CRUISE VIGNETTES 21, Enna G
REST AND RECREATION FOR THE CIA
We visited a portion of Saipan that had been closed to all visitors, and most Islanders, for many years. It was a housing development that looked just like a housing development in the Los Angeles area, nothing at all like you would expect to find on a South Pacific Island like Saipan. We were told, and I also later read in a book, that this was the training ground and the location for “Rest and Recreation,” for CIA spies who spent most of their time inside China.
SNORKELING
We had bought masks and snorkels in Los Angeles, and now we had a chance to use them. Neither of us are strong swimmers (strong? even “weak” doesn't describe our swimming ability!), so we don’t like to get in deep water. Here, we could walk out for a couple of hundred yards, and still the water would only be chest high. And what colors! What form! What beauty! And that was just Emmy in her swim suit. The fish were colorful and beautiful also.
What you see in an aquarium pales compared to what we saw on the reef at Saipan! Every color and size of fish imaginable. We have snorkeled at other places — at the Island of St. John in the Virgin Islands, and in Hawaii — but they did not compare to the lagoon at Saipan.
At one place I motioned to Emmy to look at the unusual “plant” sticking out of a rock on the floor of the ocean. It looked like a half-dozen, foot-long chicken feathers. When she reached out her hand, the feather-like plant just disappeared, her finger never got within 6” of it! All that was left was a small hole in the reef.
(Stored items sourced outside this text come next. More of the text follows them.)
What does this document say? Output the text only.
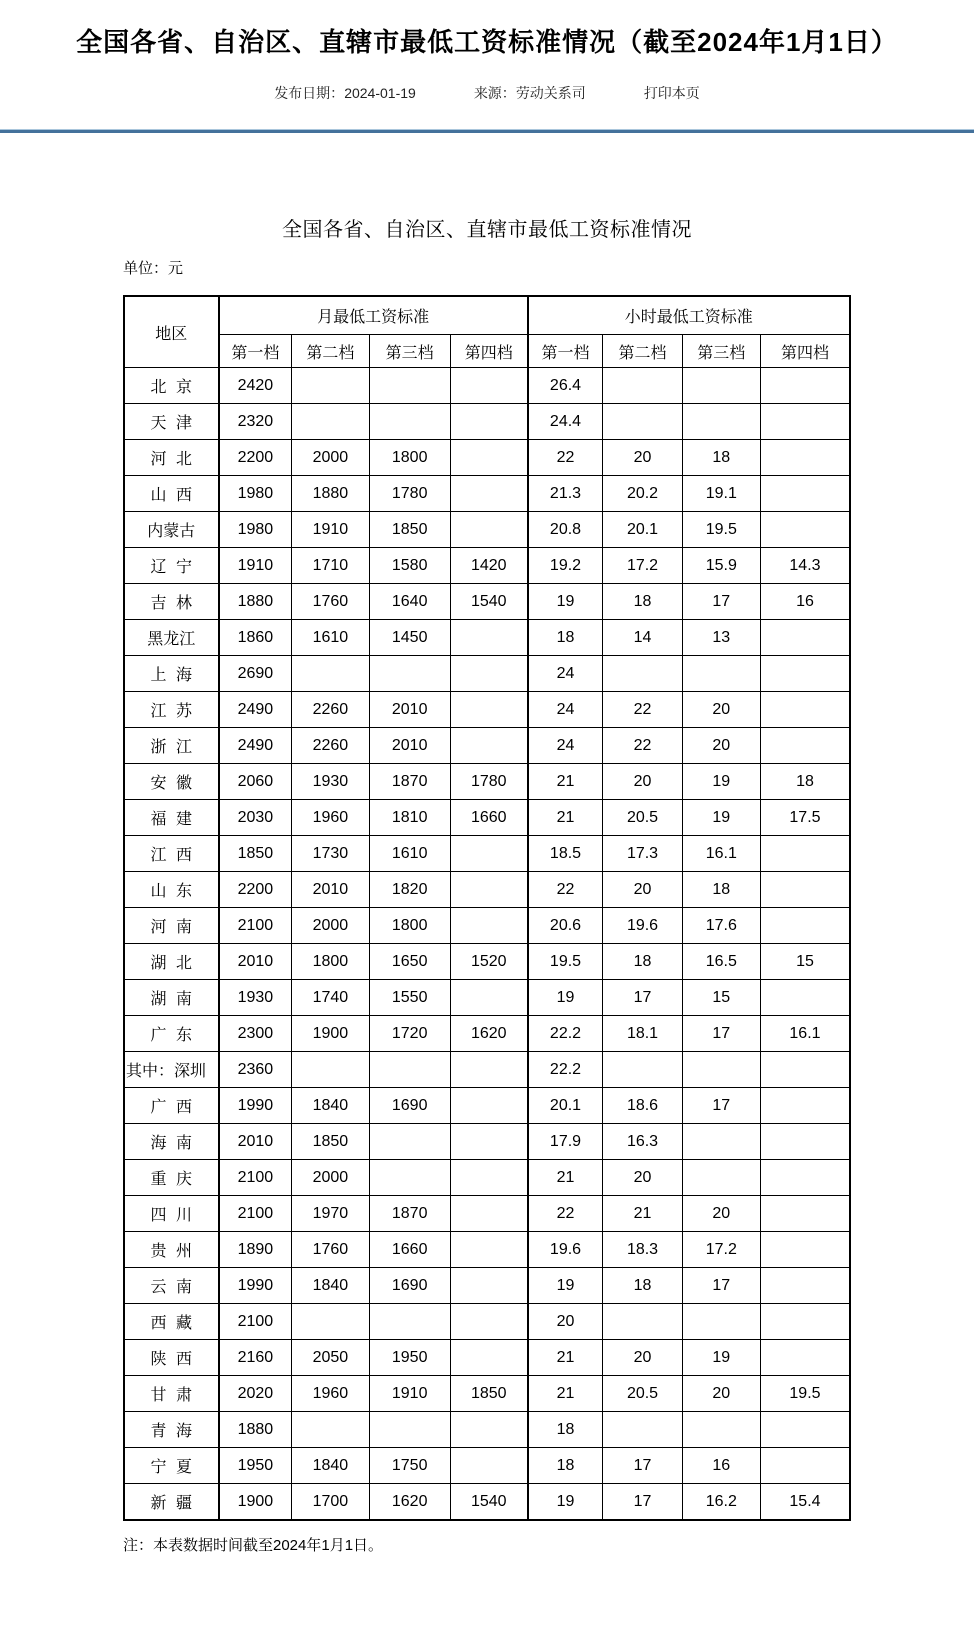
全国各省、自治区、直辖市最低工资标准情况（截至2024年1月1日）
发布日期：2024-01-19	来源：劳动关系司	打印本页
全国各省、自治区、直辖市最低工资标准情况
单位：元
地区	月最低工资标准				小时最低工资标准			
	第一档	第二档	第三档	第四档	第一档	第二档	第三档	第四档
北 京	2420				26.4			
天 津	2320				24.4			
河 北	2200	2000	1800		22	20	18	
山 西	1980	1880	1780		21.3	20.2	19.1	
内蒙古	1980	1910	1850		20.8	20.1	19.5	
辽 宁	1910	1710	1580	1420	19.2	17.2	15.9	14.3
吉 林	1880	1760	1640	1540	19	18	17	16
黑龙江	1860	1610	1450		18	14	13	
上 海	2690				24			
江 苏	2490	2260	2010		24	22	20	
浙 江	2490	2260	2010		24	22	20	
安 徽	2060	1930	1870	1780	21	20	19	18
福 建	2030	1960	1810	1660	21	20.5	19	17.5
江 西	1850	1730	1610		18.5	17.3	16.1	
山 东	2200	2010	1820		22	20	18	
河 南	2100	2000	1800		20.6	19.6	17.6	
湖 北	2010	1800	1650	1520	19.5	18	16.5	15
湖 南	1930	1740	1550		19	17	15	
广 东	2300	1900	1720	1620	22.2	18.1	17	16.1
其中：深圳	2360				22.2			
广 西	1990	1840	1690		20.1	18.6	17	
海 南	2010	1850			17.9	16.3		
重 庆	2100	2000			21	20		
四 川	2100	1970	1870		22	21	20	
贵 州	1890	1760	1660		19.6	18.3	17.2	
云 南	1990	1840	1690		19	18	17	
西 藏	2100				20			
陕 西	2160	2050	1950		21	20	19	
甘 肃	2020	1960	1910	1850	21	20.5	20	19.5
青 海	1880				18			
宁 夏	1950	1840	1750		18	17	16	
新 疆	1900	1700	1620	1540	19	17	16.2	15.4
注：本表数据时间截至2024年1月1日。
After looking and asking a lot of people in several aquariums in the US, who should have known, we finally found one store that had a picture and a name in a book — it was a living creature called a Sea Anemone. It looks like a flower, but it is a hollow tube that opens at one end. It has tentacles (feelers) around its mouth. It has no bones, and it can grow up to 10 inches wide. It likes dark places, and catches its food with poison darts. The “feathers” waved in the water to collect food, but it sure had an alarm system. As you would expect, Google knows all about Sea Anemone.
It may be difficult to explain, but this is the best way I can think of to show what a Sea Anemone looks like when it wants to “disappear.” Form your thumb and finger in a circle, put a little portion of the middle of a handkerchief in that circle, grab it from underneath with your other hand and jerk the handkerchief — all that’s left is the “hole.” Well, maybe it does take a lot of imagination, and a little practice.
WAR RUINS
There is an island a mile or so off shore, and while we had several days to waste, they made arrangements for us to ride a small boat to that island, and have a picnic. Of more interest is the couple of US Army tanks that sit on the bottom of the shallow ocean, with the top of the tank, and the turret, sticking out of the water. Reminded us of the “Mulberry docks” left from the Normandy invasion at Arromanches, France. Wonder how long either will last.